There is so much to play for when we encourage young children to enjoy the outdoors

By Juliet Robertson, Outdoor learning and play specialist, Creative STAR Learning

The image of children splashing in muddy puddles or running, carefree through the woods, giggling in the way only happy children can, might seem like a nostalgic rural idyll to city dwellers in this age of social media and easy-access tech. But it doesn’t have to be.

John Swinney, the Cabinet Secretary for Education, has visited a new model of outdoor nursery that aims to make playing outside in nature part of the way children learn and develop from an early age, right in the heart of Glasgow. The project in Castlemilk is one of three providing outdoor childcare in the city set up by Glasgow City Council and the charity Inspiring Scotland.

They show that getting children outside to play is easy, no matter where you live. It is not just fun or nice to do. It is vital for children’s development.

There is a significant body of research and evidence from around the world that shows outdoor play in the natural environment allows children to thrive and grow in the best possible way.

There are obvious benefits such as increased physical activity which promotes better physical health and wellbeing, but outdoor play is so much more; it is the perfect learning environment.

When children are outside in nature they are exploring and discovering constantly; picking up leaves and twigs or gazing at a caterpillar or squirrel. This engenders a curiosity and willingness to learn that can last a lifetime.

It also helps children to connect with and understand their natural world in these times of accelerating climate change.

Outdoor play and learning can also promote wider mental development in children. Evidence points to outdoor play-based learning helping young children to focus and concentrate more, leading to better educational performance. Being outside in nature has an inherent freedom too; a freedom to run and splash and climb and roll around but also to imagine and create. When children are allowed the freedom to play outside they can turn a stick into a magic wand or a pile of leaves into a secret den.

Let’s not forget that playing outside is fun; children are happy when they play outside.

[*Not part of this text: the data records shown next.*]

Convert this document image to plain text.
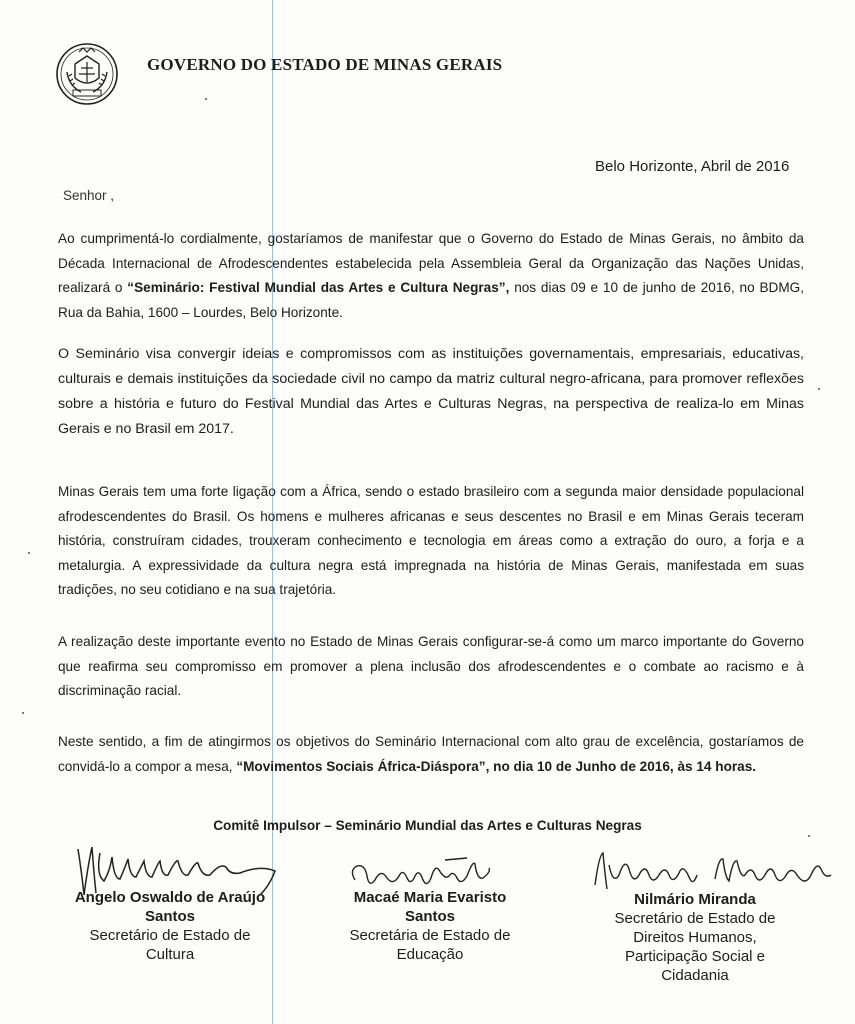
GOVERNO DO ESTADO DE MINAS GERAIS
Belo Horizonte, Abril de 2016
Senhor ,

Ao cumprimentá-lo cordialmente, gostaríamos de manifestar que o Governo do Estado de Minas Gerais, no âmbito da Década Internacional de Afrodescendentes estabelecida pela Assembleia Geral da Organização das Nações Unidas, realizará o “Seminário: Festival Mundial das Artes e Cultura Negras”, nos dias 09 e 10 de junho de 2016, no BDMG, Rua da Bahia, 1600 – Lourdes, Belo Horizonte.

O Seminário visa convergir ideias e compromissos com as instituições governamentais, empresariais, educativas, culturais e demais instituições da sociedade civil no campo da matriz cultural negro-africana, para promover reflexões sobre a história e futuro do Festival Mundial das Artes e Culturas Negras, na perspectiva de realiza-lo em Minas Gerais e no Brasil em 2017.

Minas Gerais tem uma forte ligação com a África, sendo o estado brasileiro com a segunda maior densidade populacional afrodescendentes do Brasil. Os homens e mulheres africanas e seus descentes no Brasil e em Minas Gerais teceram história, construíram cidades, trouxeram conhecimento e tecnologia em áreas como a extração do ouro, a forja e a metalurgia. A expressividade da cultura negra está impregnada na história de Minas Gerais, manifestada em suas tradições, no seu cotidiano e na sua trajetória.

A realização deste importante evento no Estado de Minas Gerais configurar-se-á como um marco importante do Governo que reafirma seu compromisso em promover a plena inclusão dos afrodescendentes e o combate ao racismo e à discriminação racial.

Neste sentido, a fim de atingirmos os objetivos do Seminário Internacional com alto grau de excelência, gostaríamos de convidá-lo a compor a mesa, “Movimentos Sociais África-Diáspora”, no dia 10 de Junho de 2016, às 14 horas.

Comitê Impulsor – Seminário Mundial das Artes e Culturas Negras
Angelo Oswaldo de Araújo
Santos
Secretário de Estado de
Cultura
Macaé Maria Evaristo
Santos
Secretária de Estado de
Educação
Nilmário Miranda
Secretário de Estado de
Direitos Humanos,
Participação Social e
Cidadania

Running and jumping, falling over and getting back up again helps children to build emotional and physical resilience and learn how to manage and assess risk as well as understand their capabilities.

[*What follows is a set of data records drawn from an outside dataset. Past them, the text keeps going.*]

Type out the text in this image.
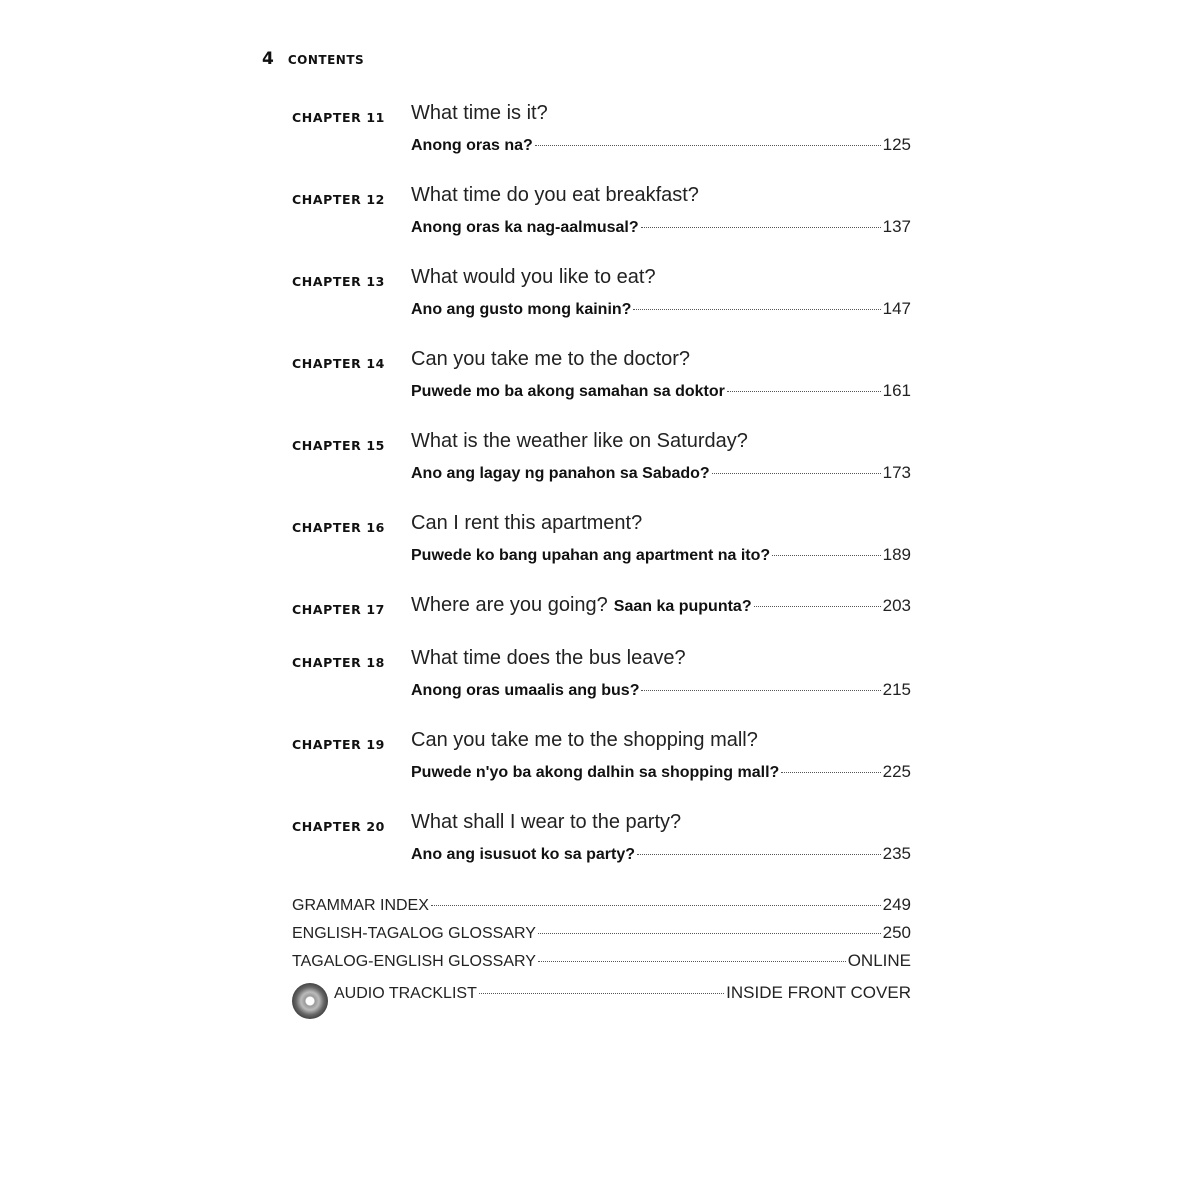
4 CONTENTS
CHAPTER 11 What time is it?
Anong oras na?	125
CHAPTER 12 What time do you eat breakfast?
Anong oras ka nag-aalmusal?	137
CHAPTER 13 What would you like to eat?
Ano ang gusto mong kainin?	147
CHAPTER 14 Can you take me to the doctor?
Puwede mo ba akong samahan sa doktor	161
CHAPTER 15 What is the weather like on Saturday?
Ano ang lagay ng panahon sa Sabado?	173
CHAPTER 16 Can I rent this apartment?
Puwede ko bang upahan ang apartment na ito?	189
CHAPTER 17 Where are you going? Saan ka pupunta?	203
CHAPTER 18 What time does the bus leave?
Anong oras umaalis ang bus?	215
CHAPTER 19 Can you take me to the shopping mall?
Puwede n'yo ba akong dalhin sa shopping mall?	225
CHAPTER 20 What shall I wear to the party?
Ano ang isusuot ko sa party?	235
GRAMMAR INDEX	249
ENGLISH-TAGALOG GLOSSARY	250
TAGALOG-ENGLISH GLOSSARY	ONLINE
AUDIO TRACKLIST	INSIDE FRONT COVER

Play is how children socialise, develop empathy and collaboration, simply by taking turns.

With so much green space available, even in the heart of our biggest city, Scotland is in a position to develop a world-leading outdoor learning environment, nurturing our children to become healthy, happy, curious and creative, well-rounded citizens and custodians of our natural world.

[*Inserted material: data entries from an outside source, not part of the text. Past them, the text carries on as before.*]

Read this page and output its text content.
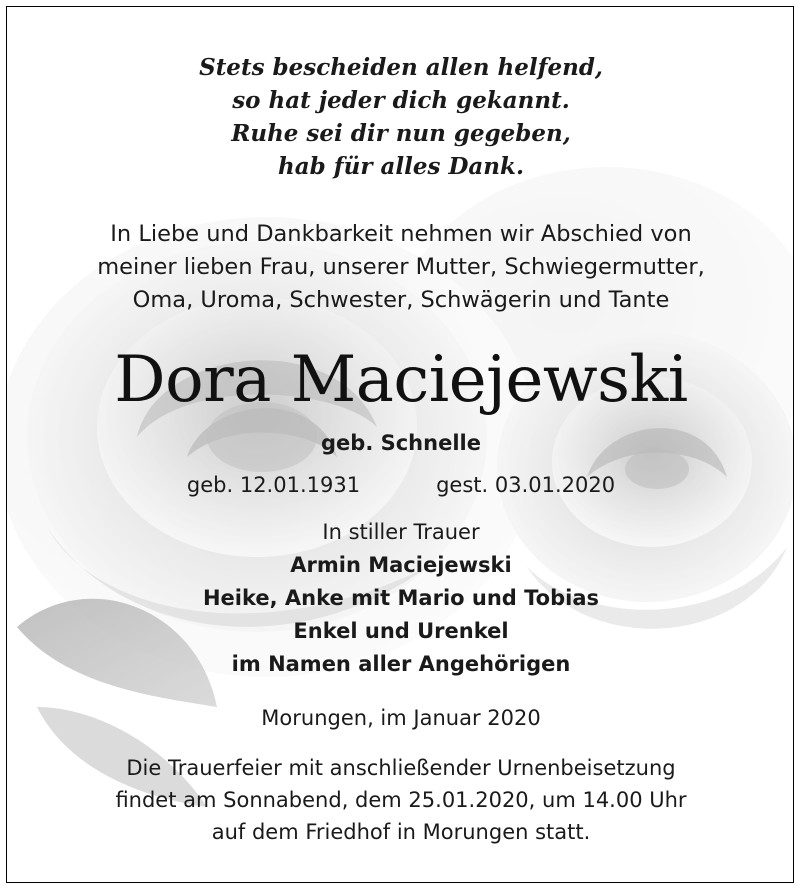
Stets bescheiden allen helfend,
so hat jeder dich gekannt.
Ruhe sei dir nun gegeben,
hab für alles Dank.
In Liebe und Dankbarkeit nehmen wir Abschied von
meiner lieben Frau, unserer Mutter, Schwiegermutter,
Oma, Uroma, Schwester, Schwägerin und Tante
Dora Maciejewski
geb. Schnelle
geb. 12.01.1931	gest. 03.01.2020
In stiller Trauer
Armin Maciejewski
Heike, Anke mit Mario und Tobias
Enkel und Urenkel
im Namen aller Angehörigen
Morungen, im Januar 2020
Die Trauerfeier mit anschließender Urnenbeisetzung
findet am Sonnabend, dem 25.01.2020, um 14.00 Uhr
auf dem Friedhof in Morungen statt.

What’s more, outdoor play and learning need not be limited to nursery or school time, or even to weekends. There are so many opportunities for families to get out and play and explore their local places.

I am delighted to see Inspiring Scotland is also working with the Scottish Government in a campaign called #AwayandPlay to encourage more outdoor play for everyone.

Getting outside to play with our children (grandchildren, nieces, nephews, friends, neighbours) is easy and, with undeniable benefits, is it not our obligation too?

I am passionate about motivating people to get children outside. But we all have a responsibility, whether as parents or policymakers, to encourage our children to be healthy, free, rounded and grounded through play. So what are you waiting for? Away and play outside.